The short-to-medium term NOAA weather forecasts continue to call for warmer-than-normal temperatures across most (90%) of the country. The market, however, seems to have grown accustomed to the hot summer and factored a continuing heat wave into natural gas prices.
The current trading range for spot Nymex natural gas contracts is between $2.80/mmbtu on the resistance end and $2.65/mmbtu on the support side. Although the measure of storage-surpluse-compared-to-historical-averages has been shrinking weekly due to a string of weak injections, natural gas prices have been unable to break through the psychologically important $3.00 level. For now, the combination of hot weather and high cooling demand seems to be trumped by a shrinking, but still historically high, natural gas surplus.
Long-Term Price Benchmark Trends
Although high cooling demand has limited natural gas injections into inventory this summer, current supply levels are now likely to be around 4 tcf come late November. This would generate conditions consistent with gas values closer to $2.50-$2.75 range rather than the $3.00+ level. This, of course, discounts any volatility from an active hurricane season that tends to peak in late August through September.
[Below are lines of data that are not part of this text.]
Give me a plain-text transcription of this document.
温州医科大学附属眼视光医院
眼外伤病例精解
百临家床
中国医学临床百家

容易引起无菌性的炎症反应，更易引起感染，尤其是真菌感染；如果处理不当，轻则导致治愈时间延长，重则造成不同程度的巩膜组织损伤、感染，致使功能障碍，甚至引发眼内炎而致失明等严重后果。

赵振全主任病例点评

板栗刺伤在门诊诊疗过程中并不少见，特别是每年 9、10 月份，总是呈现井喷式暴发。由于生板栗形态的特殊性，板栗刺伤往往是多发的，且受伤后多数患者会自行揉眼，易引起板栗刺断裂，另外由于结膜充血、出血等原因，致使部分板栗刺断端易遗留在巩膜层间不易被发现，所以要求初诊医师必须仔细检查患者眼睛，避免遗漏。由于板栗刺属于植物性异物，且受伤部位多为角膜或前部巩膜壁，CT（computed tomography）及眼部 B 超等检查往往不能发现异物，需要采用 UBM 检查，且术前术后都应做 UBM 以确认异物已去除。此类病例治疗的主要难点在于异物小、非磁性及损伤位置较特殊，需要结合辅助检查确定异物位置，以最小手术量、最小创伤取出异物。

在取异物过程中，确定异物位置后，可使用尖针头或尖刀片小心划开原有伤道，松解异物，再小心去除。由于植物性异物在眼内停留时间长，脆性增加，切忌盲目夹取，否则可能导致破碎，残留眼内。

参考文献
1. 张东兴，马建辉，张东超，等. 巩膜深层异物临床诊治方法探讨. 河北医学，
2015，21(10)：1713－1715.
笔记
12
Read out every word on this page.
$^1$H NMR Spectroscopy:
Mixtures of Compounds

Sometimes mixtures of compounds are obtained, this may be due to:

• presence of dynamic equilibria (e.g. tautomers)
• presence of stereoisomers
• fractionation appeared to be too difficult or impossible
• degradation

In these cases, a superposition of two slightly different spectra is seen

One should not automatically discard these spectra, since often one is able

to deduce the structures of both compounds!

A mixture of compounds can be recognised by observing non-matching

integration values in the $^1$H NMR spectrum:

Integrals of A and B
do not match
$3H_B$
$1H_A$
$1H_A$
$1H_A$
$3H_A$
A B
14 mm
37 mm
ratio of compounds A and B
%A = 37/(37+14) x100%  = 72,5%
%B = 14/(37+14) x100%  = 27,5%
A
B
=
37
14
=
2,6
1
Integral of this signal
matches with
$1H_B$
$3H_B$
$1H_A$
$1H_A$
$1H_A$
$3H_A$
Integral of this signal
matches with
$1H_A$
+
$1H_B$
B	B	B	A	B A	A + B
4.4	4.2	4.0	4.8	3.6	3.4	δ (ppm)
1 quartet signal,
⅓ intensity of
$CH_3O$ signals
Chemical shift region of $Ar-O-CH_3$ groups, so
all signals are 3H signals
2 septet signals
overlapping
Natural gas production continues to tread water even though prices have moved from $1.16 per MM/Btu in March to the $2.70 range today. The break-even price for producers in the Marcellus and Utica shale region is well below $3/MMBtu. While the break-even economics of the Marcellus are impressive, it is only 30 percent of U.S production. In addition, some of this new production could be constrained by pipeline capacity. In Texas, $3/MMBtu prices would likely increase output in low cost areas of the of the region, but still keep rigs shut down in most other parts of Texas, Oklahoma, and Los Angeles. The transportation costs of moving Gulf Coast gas north or moving Northeast gas south combine with all the other factors may mean that prices will increase to $4/mmBTU before full production is resumed.